Mike Nielsen is talking about his dream again. It's about a Phoenix neighborhood so perfect he's not sure there's a single adjective that can do it justice. In this fantasy neighborhood, there's a nice mix of upscale, custom homes and affordable housing; a spiced-up combination of hilltop mansions, swanky gated communities, newly constructed starter homes, and careworn bungalows just ripe for renovation by civic-minded architecture fans. This picturesque pastiche of houses is nestled into and around a handsome, hilly landscape and surrounded by sweeping desert views yet is only minutes from downtown. This oasis in the desert is peopled by a diverse, harmonious community eager to embrace local culture and history.

These charming townsfolk in Nielsen's dream village gather in a cool coffee shop where hipsters and oldsters hang together, they meet for after-work cocktails at the hot new upscale wine bar, and they bump into each other at the greasy spoon where the waitresses remember how you like your cheeseburger. When they're not hanging at one of these hot spots, these super-sensitive citizens are working together to make their community a prettier, safer place by serving on city-sponsored committees funded by the community's cash cow, John C. Lincoln Hospital; by forming neighborhood coalitions designed to help the unfortunate folks who are blamed for local blight; and by not just providing opportunities for displaced ethnic communities but inviting them to move to this tiny Shangri-La in the desert.

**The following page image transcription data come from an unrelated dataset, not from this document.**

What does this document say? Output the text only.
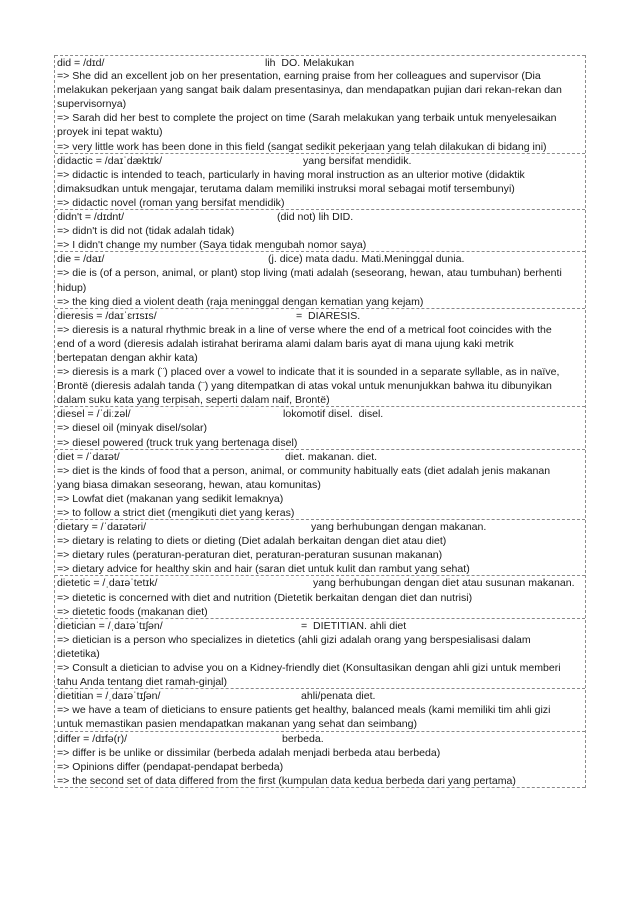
did = /dɪd/	lih  DO. Melakukan
=> She did an excellent job on her presentation, earning praise from her colleagues and supervisor (Dia
melakukan pekerjaan yang sangat baik dalam presentasinya, dan mendapatkan pujian dari rekan-rekan dan
supervisornya)
=> Sarah did her best to complete the project on time (Sarah melakukan yang terbaik untuk menyelesaikan
proyek ini tepat waktu)
=> very little work has been done in this field (sangat sedikit pekerjaan yang telah dilakukan di bidang ini)
didactic = /daɪˈdæktɪk/	yang bersifat mendidik.
=> didactic is intended to teach, particularly in having moral instruction as an ulterior motive (didaktik
dimaksudkan untuk mengajar, terutama dalam memiliki instruksi moral sebagai motif tersembunyi)
=> didactic novel (roman yang bersifat mendidik)
didn't = /dɪdnt/	(did not) lih DID.
=> didn't is did not (tidak adalah tidak)
=> I didn't change my number (Saya tidak mengubah nomor saya)
die = /daɪ/	(j. dice) mata dadu. Mati.Meninggal dunia.
=> die is (of a person, animal, or plant) stop living (mati adalah (seseorang, hewan, atau tumbuhan) berhenti
hidup)
=> the king died a violent death (raja meninggal dengan kematian yang kejam)
dieresis = /daɪˈɛrɪsɪs/	=  DIARESIS.
=> dieresis is a natural rhythmic break in a line of verse where the end of a metrical foot coincides with the
end of a word (dieresis adalah istirahat berirama alami dalam baris ayat di mana ujung kaki metrik
bertepatan dengan akhir kata)
=> dieresis is a mark (¨) placed over a vowel to indicate that it is sounded in a separate syllable, as in naïve,
Brontë (dieresis adalah tanda (¨) yang ditempatkan di atas vokal untuk menunjukkan bahwa itu dibunyikan
dalam suku kata yang terpisah, seperti dalam naif, Brontë)
diesel = /ˈdiːzəl/	lokomotif disel.  disel.
=> diesel oil (minyak disel/solar)
=> diesel powered (truck truk yang bertenaga disel)
diet = /ˈdaɪət/	diet. makanan. diet.
=> diet is the kinds of food that a person, animal, or community habitually eats (diet adalah jenis makanan
yang biasa dimakan seseorang, hewan, atau komunitas)
=> Lowfat diet (makanan yang sedikit lemaknya)
=> to follow a strict diet (mengikuti diet yang keras)
dietary = /ˈdaɪətəri/	yang berhubungan dengan makanan.
=> dietary is relating to diets or dieting (Diet adalah berkaitan dengan diet atau diet)
=> dietary rules (peraturan-peraturan diet, peraturan-peraturan susunan makanan)
=> dietary advice for healthy skin and hair (saran diet untuk kulit dan rambut yang sehat)
dietetic = /ˌdaɪəˈtetɪk/	yang berhubungan dengan diet atau susunan makanan.
=> dietetic is concerned with diet and nutrition (Dietetik berkaitan dengan diet dan nutrisi)
=> dietetic foods (makanan diet)
dietician = /ˌdaɪəˈtɪʃən/	=  DIETITIAN. ahli diet
=> dietician is a person who specializes in dietetics (ahli gizi adalah orang yang berspesialisasi dalam
dietetika)
=> Consult a dietician to advise you on a Kidney-friendly diet (Konsultasikan dengan ahli gizi untuk memberi
tahu Anda tentang diet ramah-ginjal)
dietitian = /ˌdaɪəˈtɪʃən/	ahli/penata diet.
=> we have a team of dieticians to ensure patients get healthy, balanced meals (kami memiliki tim ahli gizi
untuk memastikan pasien mendapatkan makanan yang sehat dan seimbang)
differ = /dɪfə(r)/	berbeda.
=> differ is be unlike or dissimilar (berbeda adalah menjadi berbeda atau berbeda)
=> Opinions differ (pendapat-pendapat berbeda)
=> the second set of data differed from the first (kumpulan data kedua berbeda dari yang pertama)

Nielsen's fantasy community, he swears, is not a fantasy at all. "It's happening," he says, "right here and now. In Sunnyslope."

Now, there's a claim that sounds like the punch line to a joke to anyone who's lived in Phoenix for a while. Johnny-come-latelies may not know that "Sunnyslope" and "cool" have long been considered mutually exclusive; that the names Sunnyslope and "crack whore" are used interchangeably around here; that this hundred-year-old community is usually spoken about in accompaniment with a curled lip or at least a well-timed roll of the eyes. But Nielsen, an interior designer and gallery owner who's also known in certain circles as "The Mayor of Sunnyslope" because of his devotion to local neighborhood causes, insists that his community's time has come — that Sunnyslope's bad rap will soon be a thing of the past.

It's hard to argue with Nielsen, considering the recent stampede of developers who are scouting sites for gated communities and custom homes; the number of overlays and restorations and low-rise apartment houses (designed close to the ground, so they don't block the swell city views) going in. The Slope is short on those Styrofoam-and-stucco McMansions that mar most local communities, and long on restored ranch houses from the '50s. And if there's no main drag, there are some amazing pockets of nightlife and cozy neighborhood strip malls.

"We're not all the way there yet," Nielsen admits. "But Sunnyslope is closer than it's ever been to being one of the most desirable neighborhoods in town."

If this were any city other than Phoenix, Sunnyslope would already be our Beverly Hills. Instead, this sleeping beauty — with its gorgeous mountain terrain, its dazzling views of downtown, its proximity to freeways, resorts, and the Central Corridor — has been dogged for decades by a lousy reputation that evolved from its days as the original Tent City, back when it was a lowly convalescent camp where the sick and dying came to soak up the sun.

Founded a century ago by an architect who fell for its unique skyline and klieg-lit, hilly terrain, Sunnyslope has been kept in a continuous holding pattern by that crummy rep. It's maintained its place as a community on the brink of significance, a place of great paradox. Its handsome, hilly landscape — which stretches from 16th Street to 19th Avenue, between Northern and Cactus Roads — has long been populated by drug dealers and hookers, undesirables whose derelict homes rest in the shadow of million-dollar hillside housing. It's a community that's often mistaken for a town; one that's been home to both one of the city's best-regarded high schools and its highest concentration of crime.

And though developers have been busy building stadiums and relocating college campuses and renovating fallen neighborhoods all over town, the denizens of Sunnyslope have been quietly rebuilding their community, one street at a time. It's an eccentric, grass-roots effort unlike any other in the Valley, one born of necessity by this overlooked, redheaded stepchild of a borough, and funded by a corporate benefactor — a hospital, no less — that owes its very existence to Sunnyslope.

As a result of this beneficence, the downtrodden Sunnyslope, like any good mirage, is fading fast. Its rundown neighborhoods are bustling with infill projects, custom homes, and restoration plans. Shearer's Plumbing, a high-profile Central Avenue junkyard stacked high with old toilets (locals knew it as "the porcelain palace") has been replaced by a tony interior design showroom. Sleazy Giovanni's Mediterranean Lounge is now Corbin's Bar and Grill, one of the Valley's hottest eateries. Bomberos, an upmarket wine bar, is set to open in October in an abandoned fire station on Central.